Movimentação na favela São Remo, região do Rio Pequeno, zona oeste de São Paulo, SP - André Lucas\UOL
Movimentação na favela São Remo, região do Rio Pequeno, zona oeste de São Paulo, SP Imagem: André Lucas\UOL

Janaina Garcia

Colaboração para Ecoa, em São Paulo

26/06/2020 04h00

"As pessoas deveriam se conscientizar e saber que essa doença não é brincadeira. Deveriam cuidar do próximo e adotar também o autocuidado. Celebrar qualquer reabertura da cidade, a essa altura, por exemplo, é colocar em risco a própria vida e a dos outros".

O desabafo é do educador físico Elielson Tenório Sobrinho, 37, funcionário de um hospital para dependentes químicos em São Paulo e morador, "desde sempre", da favela São Remo, na zona oeste da cidade.
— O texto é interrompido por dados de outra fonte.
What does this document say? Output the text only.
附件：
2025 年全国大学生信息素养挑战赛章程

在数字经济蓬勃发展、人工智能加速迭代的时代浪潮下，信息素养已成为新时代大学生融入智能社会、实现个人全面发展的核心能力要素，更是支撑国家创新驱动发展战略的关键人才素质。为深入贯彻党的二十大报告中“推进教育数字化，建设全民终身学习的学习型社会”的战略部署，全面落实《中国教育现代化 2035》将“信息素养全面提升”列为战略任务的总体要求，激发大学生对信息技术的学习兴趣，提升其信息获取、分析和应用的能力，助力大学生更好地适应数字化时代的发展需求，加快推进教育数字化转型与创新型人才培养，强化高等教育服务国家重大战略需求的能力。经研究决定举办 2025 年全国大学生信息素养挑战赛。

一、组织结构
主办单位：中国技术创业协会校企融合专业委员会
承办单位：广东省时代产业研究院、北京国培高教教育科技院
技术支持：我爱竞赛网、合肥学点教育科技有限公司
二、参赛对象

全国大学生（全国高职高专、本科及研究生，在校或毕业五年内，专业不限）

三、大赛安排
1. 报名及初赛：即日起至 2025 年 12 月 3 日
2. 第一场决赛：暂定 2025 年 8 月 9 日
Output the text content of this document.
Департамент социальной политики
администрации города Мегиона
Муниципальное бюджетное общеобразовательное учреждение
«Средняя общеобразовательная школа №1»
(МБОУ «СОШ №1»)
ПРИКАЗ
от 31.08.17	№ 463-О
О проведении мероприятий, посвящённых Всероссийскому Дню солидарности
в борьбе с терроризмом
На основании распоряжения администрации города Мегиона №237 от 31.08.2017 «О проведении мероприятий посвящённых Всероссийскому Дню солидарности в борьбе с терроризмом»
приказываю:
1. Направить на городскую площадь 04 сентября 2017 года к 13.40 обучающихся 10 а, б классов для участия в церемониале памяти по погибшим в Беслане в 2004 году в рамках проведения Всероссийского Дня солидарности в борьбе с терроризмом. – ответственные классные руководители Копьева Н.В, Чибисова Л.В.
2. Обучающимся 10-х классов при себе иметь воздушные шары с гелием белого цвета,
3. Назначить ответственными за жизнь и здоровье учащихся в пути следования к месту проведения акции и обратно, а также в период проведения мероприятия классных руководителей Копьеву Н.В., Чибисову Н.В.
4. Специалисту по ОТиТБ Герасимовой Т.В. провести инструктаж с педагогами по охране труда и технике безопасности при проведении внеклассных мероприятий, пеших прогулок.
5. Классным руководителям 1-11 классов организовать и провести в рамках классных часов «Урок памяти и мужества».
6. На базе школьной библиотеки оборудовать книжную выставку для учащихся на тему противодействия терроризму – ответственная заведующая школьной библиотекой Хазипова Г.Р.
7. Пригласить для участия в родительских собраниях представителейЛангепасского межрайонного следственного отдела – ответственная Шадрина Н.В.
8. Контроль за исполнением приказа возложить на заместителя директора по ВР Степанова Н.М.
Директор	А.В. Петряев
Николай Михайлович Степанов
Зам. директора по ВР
Sem chance de adotar o isolamento social durante a pandemia de coronavírus - o trabalho não permitiu —, Sobrinho diz ver com um misto de indignação e frustração o movimento cada vez mais crescente na comunidade onde nasceu e vive, mesmo que, de acordo com a OMS (Organização Mundial da Saúde), países como o Brasil não tenham sequer atingido o pico de contaminação.

Esta semana, o educador físico descobriu que a doença estava mais perto do que podia presumir: o pai de 67 anos e a filha mais velha, de 10, foram confirmados com o coronavírus em testes rápidos aplicados por um grupo de trabalho do Instituto Butantan.

A aplicação dos testes na São Remo, realizada ao longo desta semana, integra um projeto-piloto do instituto por ações do tipo, em caráter massivo, em populações vulneráveis de outras comunidades da capital e do Estado.

Ao todo, serão aplicados 1.600 testes na São Remo, onde vivem, atualmente, cerca de 3 mil famílias - sete vezes menos que as 21 mil de Paraisópolis (zona sul), por exemplo.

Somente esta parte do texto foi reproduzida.